Şarku’l Avsat'a konuşan Sallam, “Kötü niyetli bir şekilde üretilebilen bataryalar da var. Bunlar ya sıcaklığı belirli bir dereceye yükselterek ya da patlatma sistemini harekete geçiren bir ünite aracılığıyla ateşlenebilen patlayıcı maddeler içerirler. Tüm bunlar, radyo dalgaları ya da herhangi bir kablosuz elektrik dalgası yoluyla uzaktan sinyal alabilen harici bir iletişim ünitesi ile bataryaya içeriden bağlı çok küçük bir kontrol ünitesi yerleştirilerek yapılabilir” ifadelerini kullandı.

Sallam sözlerini şöyle sürdürdü: “Dış dünya ile iletişim olmasa da patlamalar senkronize edilebilir. Kötü amaçlı yazılım, tıpkı saatli bombaların çalıştığı gibi, tüm patlamaların aynı anda gerçekleşmesi için belirli bir anı bekleyebilir.”

Los Angeles'taki California Üniversitesi Kimya Bölümü'nde yardımcı doçent olan ve pil geliştirme ve üretiminde uzmanlaşmış bir ABD şirketi olan Nanotech Energy'nin bilim ve teknoloji şefi Maher el-Kady, “Lübnan'daki patlamalar tesadüfen değil, kasıtlı olarak meydana geldi. Büyük olasılıkla cihazlara uzaktan etkinleştirilen bir kontrol devresi yerleştirilmişti. Bu da patlamaların senkronizasyonunu açıklıyor” şeklinde konuştu.

cdvfgthy
Lübnan Ordusu tehlikeli gördüğü telsiz ve çağrı cihazlarını imha etmek üzere topluyor. (AFP)

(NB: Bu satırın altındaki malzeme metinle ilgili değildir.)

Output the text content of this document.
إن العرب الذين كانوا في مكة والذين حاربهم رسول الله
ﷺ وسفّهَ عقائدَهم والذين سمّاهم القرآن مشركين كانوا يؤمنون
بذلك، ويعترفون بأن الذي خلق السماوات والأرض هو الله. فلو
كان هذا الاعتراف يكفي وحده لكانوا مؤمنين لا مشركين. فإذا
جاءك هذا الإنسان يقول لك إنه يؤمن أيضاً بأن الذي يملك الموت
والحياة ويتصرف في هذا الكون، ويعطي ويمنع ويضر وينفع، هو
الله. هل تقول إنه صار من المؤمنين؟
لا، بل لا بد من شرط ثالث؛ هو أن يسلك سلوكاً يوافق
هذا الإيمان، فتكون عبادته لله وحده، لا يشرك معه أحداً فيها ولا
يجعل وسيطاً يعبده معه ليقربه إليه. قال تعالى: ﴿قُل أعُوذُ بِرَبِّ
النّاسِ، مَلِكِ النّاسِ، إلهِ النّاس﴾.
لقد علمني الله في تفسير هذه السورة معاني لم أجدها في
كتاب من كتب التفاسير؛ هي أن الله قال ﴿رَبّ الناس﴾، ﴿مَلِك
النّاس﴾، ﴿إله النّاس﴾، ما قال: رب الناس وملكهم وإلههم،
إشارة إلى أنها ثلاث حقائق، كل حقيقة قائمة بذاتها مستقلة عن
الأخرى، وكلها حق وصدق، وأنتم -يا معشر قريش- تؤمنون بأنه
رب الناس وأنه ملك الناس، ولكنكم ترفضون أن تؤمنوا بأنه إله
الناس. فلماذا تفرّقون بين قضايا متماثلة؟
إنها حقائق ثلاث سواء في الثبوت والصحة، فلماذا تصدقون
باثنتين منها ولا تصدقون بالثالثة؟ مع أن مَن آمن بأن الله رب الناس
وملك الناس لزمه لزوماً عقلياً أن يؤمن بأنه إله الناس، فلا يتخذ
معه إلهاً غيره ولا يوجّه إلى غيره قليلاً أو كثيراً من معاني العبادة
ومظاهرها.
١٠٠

Şarku’l Avsat'a açıklamalarda bulunan el-Kady, “Herhangi bir bataryanın patlamasına yol açabilecek birkaç mekanizma vardır. Bunlardan ilki, mobil cihazın ya da elektrikli otomobilin bataryaya metal bir cismin girmesine yol açan bir kazaya maruz kalması ya da batarya parçalarının sıkışmasına ve parçalarının tahrip olmasına yol açan yüksek orandaki basınç yahut da bataryanın yüksek bir yerden düşerek parçalarının tahrip olmasıdır. İki olasılık daha var: Birincisi bataryanın sıcaklığının çok yüksek oranlara çıkmasına neden olarak patlamasına yol açan harici bir katalizörün varlığı ve ikincisi de bataryanın içindeki pozitif terminalin negatif terminale bağlanmasına yol açan harici bir etkileyicinin varlığıyla ilgili” ifadelerini kullandı.

Uzmanlara göre cep telefonları hacklenebilir. Ayrıca üretim ya da tedarik aşamalarından herhangi birinde ya da internet üzerinden erişilerek patlatılmak üzere içlerine kötü niyetli yazılımlar entegre edilebilir.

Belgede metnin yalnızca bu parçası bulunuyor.